Let us accept that some form of understanding is reached by opposition parties. Will it make substantial difference to the outcome of elections in 2024? Let us look at some facts like national poll is more like a presidential contest and not fought on local issues as is the case with State Assembly elections. Second fact in favour of BJP is that popularity of Prime Minister Narendra Modi has no match and no one from opposition ranks comes even close to it.
Another fact to be kept in mind is that the voters in India have been voting differently in the State elections and Lok Sabha poll. This was witnessed in 2014 and 2019. For before elections Congress won Assembly polls in Rajasthan, Madhya Pradesh and Chhattisgarh. But in Lok Sabha poll BJP did very well. Even in Karnataka BJP was not able to get a majority in 2018 but in Lok Sabha poll it won majority.
More so it should be kept in mind that BJP has the ability to reinvent itself after every elections defeat. It has even in Karnataka retained its 36 per cent share of vote. What it has to make up is a difference of seven per cent which was essentially the vote of Janata Dal Secular which helped Congress to win a majority. It also has to look into the issue of candidate selection. The experiment to pick up candidates belonging to younger generation instead of fielding old and tried party workers has not worked.

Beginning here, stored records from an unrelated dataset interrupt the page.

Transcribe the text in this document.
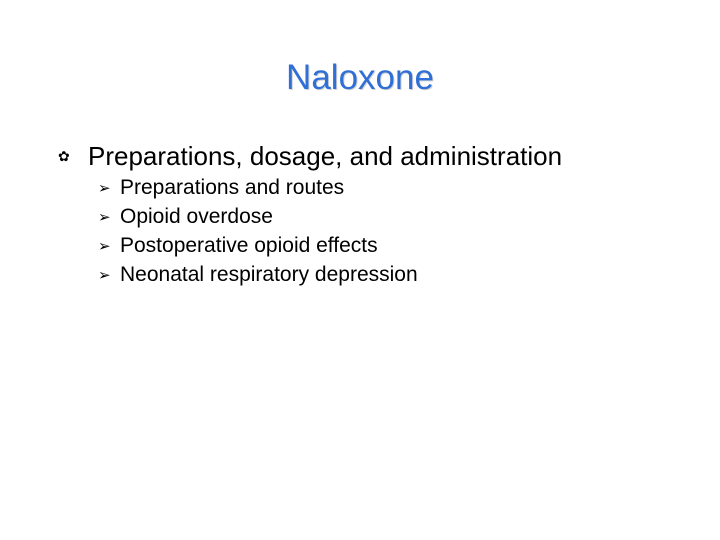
Naloxone
✿ Preparations, dosage, and administration
➢ Preparations and routes
➢ Opioid overdose
➢ Postoperative opioid effects
➢ Neonatal respiratory depression
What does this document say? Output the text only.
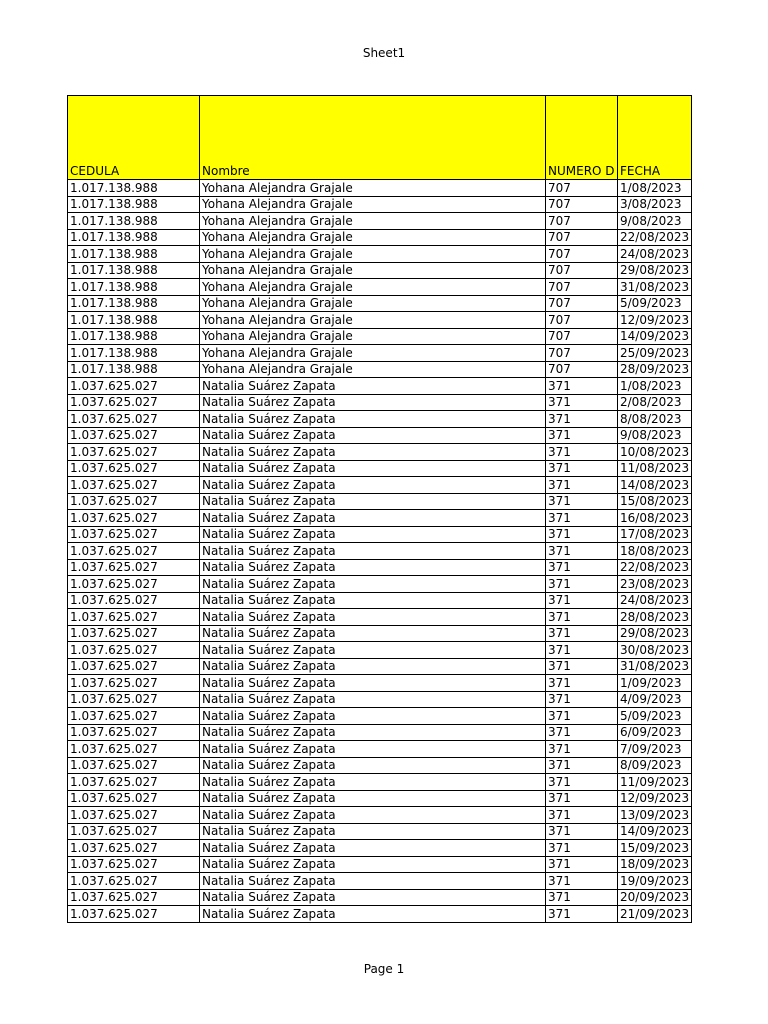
Sheet1
CEDULA	Nombre	NUMERO D	FECHA
1.017.138.988	Yohana Alejandra Grajale	707	1/08/2023
1.017.138.988	Yohana Alejandra Grajale	707	3/08/2023
1.017.138.988	Yohana Alejandra Grajale	707	9/08/2023
1.017.138.988	Yohana Alejandra Grajale	707	22/08/2023
1.017.138.988	Yohana Alejandra Grajale	707	24/08/2023
1.017.138.988	Yohana Alejandra Grajale	707	29/08/2023
1.017.138.988	Yohana Alejandra Grajale	707	31/08/2023
1.017.138.988	Yohana Alejandra Grajale	707	5/09/2023
1.017.138.988	Yohana Alejandra Grajale	707	12/09/2023
1.017.138.988	Yohana Alejandra Grajale	707	14/09/2023
1.017.138.988	Yohana Alejandra Grajale	707	25/09/2023
1.017.138.988	Yohana Alejandra Grajale	707	28/09/2023
1.037.625.027	Natalia Suárez Zapata	371	1/08/2023
1.037.625.027	Natalia Suárez Zapata	371	2/08/2023
1.037.625.027	Natalia Suárez Zapata	371	8/08/2023
1.037.625.027	Natalia Suárez Zapata	371	9/08/2023
1.037.625.027	Natalia Suárez Zapata	371	10/08/2023
1.037.625.027	Natalia Suárez Zapata	371	11/08/2023
1.037.625.027	Natalia Suárez Zapata	371	14/08/2023
1.037.625.027	Natalia Suárez Zapata	371	15/08/2023
1.037.625.027	Natalia Suárez Zapata	371	16/08/2023
1.037.625.027	Natalia Suárez Zapata	371	17/08/2023
1.037.625.027	Natalia Suárez Zapata	371	18/08/2023
1.037.625.027	Natalia Suárez Zapata	371	22/08/2023
1.037.625.027	Natalia Suárez Zapata	371	23/08/2023
1.037.625.027	Natalia Suárez Zapata	371	24/08/2023
1.037.625.027	Natalia Suárez Zapata	371	28/08/2023
1.037.625.027	Natalia Suárez Zapata	371	29/08/2023
1.037.625.027	Natalia Suárez Zapata	371	30/08/2023
1.037.625.027	Natalia Suárez Zapata	371	31/08/2023
1.037.625.027	Natalia Suárez Zapata	371	1/09/2023
1.037.625.027	Natalia Suárez Zapata	371	4/09/2023
1.037.625.027	Natalia Suárez Zapata	371	5/09/2023
1.037.625.027	Natalia Suárez Zapata	371	6/09/2023
1.037.625.027	Natalia Suárez Zapata	371	7/09/2023
1.037.625.027	Natalia Suárez Zapata	371	8/09/2023
1.037.625.027	Natalia Suárez Zapata	371	11/09/2023
1.037.625.027	Natalia Suárez Zapata	371	12/09/2023
1.037.625.027	Natalia Suárez Zapata	371	13/09/2023
1.037.625.027	Natalia Suárez Zapata	371	14/09/2023
1.037.625.027	Natalia Suárez Zapata	371	15/09/2023
1.037.625.027	Natalia Suárez Zapata	371	18/09/2023
1.037.625.027	Natalia Suárez Zapata	371	19/09/2023
1.037.625.027	Natalia Suárez Zapata	371	20/09/2023
1.037.625.027	Natalia Suárez Zapata	371	21/09/2023
Page 1
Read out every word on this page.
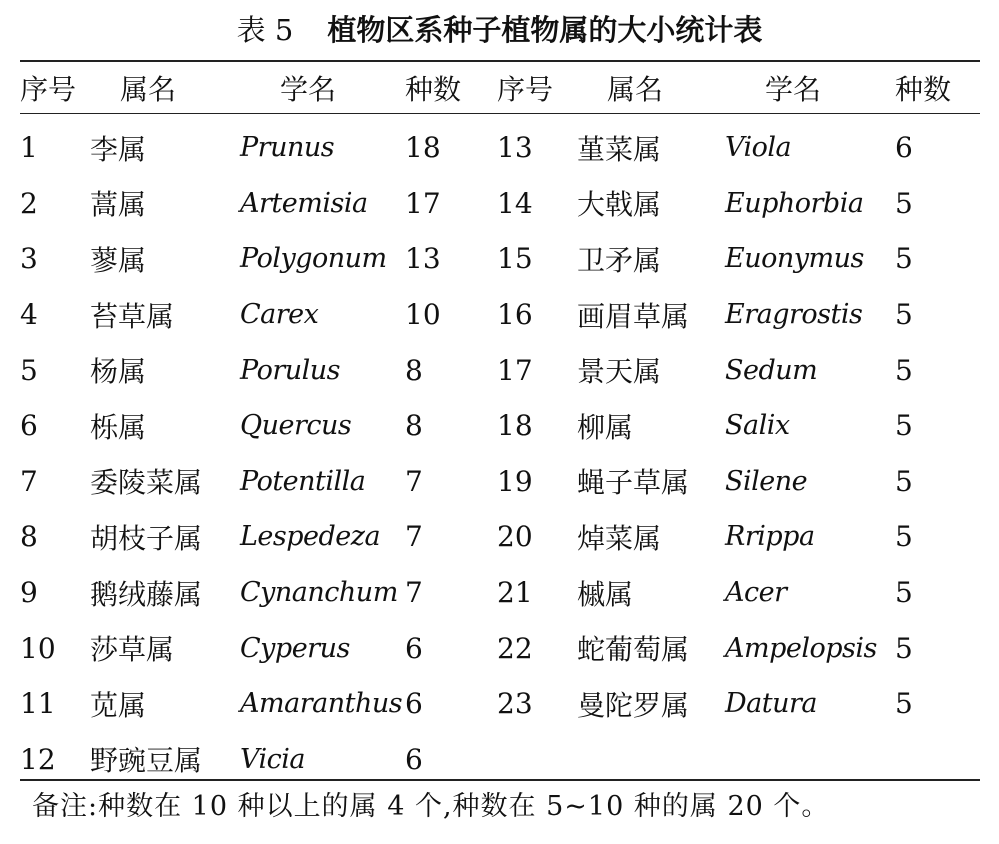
表 5 植物区系种子植物属的大小统计表
序号	属名	学名	种数	序号	属名	学名	种数
1	李属	Prunus	18	13	堇菜属	Viola	6
2	蒿属	Artemisia	17	14	大戟属	Euphorbia	5
3	蓼属	Polygonum	13	15	卫矛属	Euonymus	5
4	苔草属	Carex	10	16	画眉草属	Eragrostis	5
5	杨属	Porulus	8	17	景天属	Sedum	5
6	栎属	Quercus	8	18	柳属	Salix	5
7	委陵菜属	Potentilla	7	19	蝇子草属	Silene	5
8	胡枝子属	Lespedeza	7	20	焯菜属	Rrippa	5
9	鹅绒藤属	Cynanchum	7	21	槭属	Acer	5
10	莎草属	Cyperus	6	22	蛇葡萄属	Ampelopsis	5
11	苋属	Amaranthus	6	23	曼陀罗属	Datura	5
12	野豌豆属	Vicia	6				
备注:种数在 10 种以上的属 4 个,种数在 5~10 种的属 20 个。
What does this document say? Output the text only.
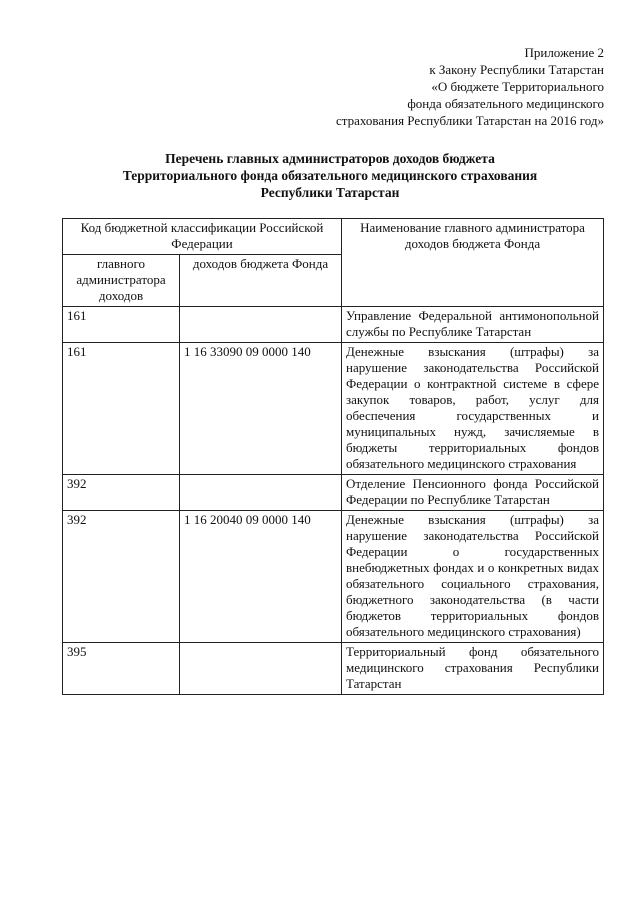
Приложение 2
к Закону Республики Татарстан
«О бюджете Территориального
фонда обязательного медицинского
страхования Республики Татарстан на 2016 год»
Перечень главных администраторов доходов бюджета
Территориального фонда обязательного медицинского страхования
Республики Татарстан
Код бюджетной классификации Российской Федерации		Наименование главного администратора доходов бюджета Фонда
главного администратора доходов	доходов бюджета Фонда	
161		Управление Федеральной антимонопольной службы по Республике Татарстан
161	1 16 33090 09 0000 140	Денежные взыскания (штрафы) за нарушение законодательства Российской Федерации о контрактной системе в сфере закупок товаров, работ, услуг для обеспечения государственных и муниципальных нужд, зачисляемые в бюджеты территориальных фондов обязательного медицинского страхования
392		Отделение Пенсионного фонда Российской Федерации по Республике Татарстан
392	1 16 20040 09 0000 140	Денежные взыскания (штрафы) за нарушение законодательства Российской Федерации о государственных внебюджетных фондах и о конкретных видах обязательного социального страхования, бюджетного законодательства (в части бюджетов территориальных фондов обязательного медицинского страхования)
395		Территориальный фонд обязательного медицинского страхования Республики Татарстан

Another factor in favour of BJP is its stranglehold of U.P which sends eighty members to Lok Sabha, which will give it a good start. It will also be the only party which will be winning seats in all States. Under the circumstances it is difficult to imagine its tally falling below the majority mark. It may not get close to 350, which some of its leaders are talking about, but majority is not in doubt.
This is not to suggest that there will be no contest. Indications are that in many States there will be close fights. Let us not forget that in a dozen States opposition parties are in power and in some States they have been able to come together to fight BJP. There may also be some incumbency, having ruled for two terms, but majority for BJP looks likely in 2024.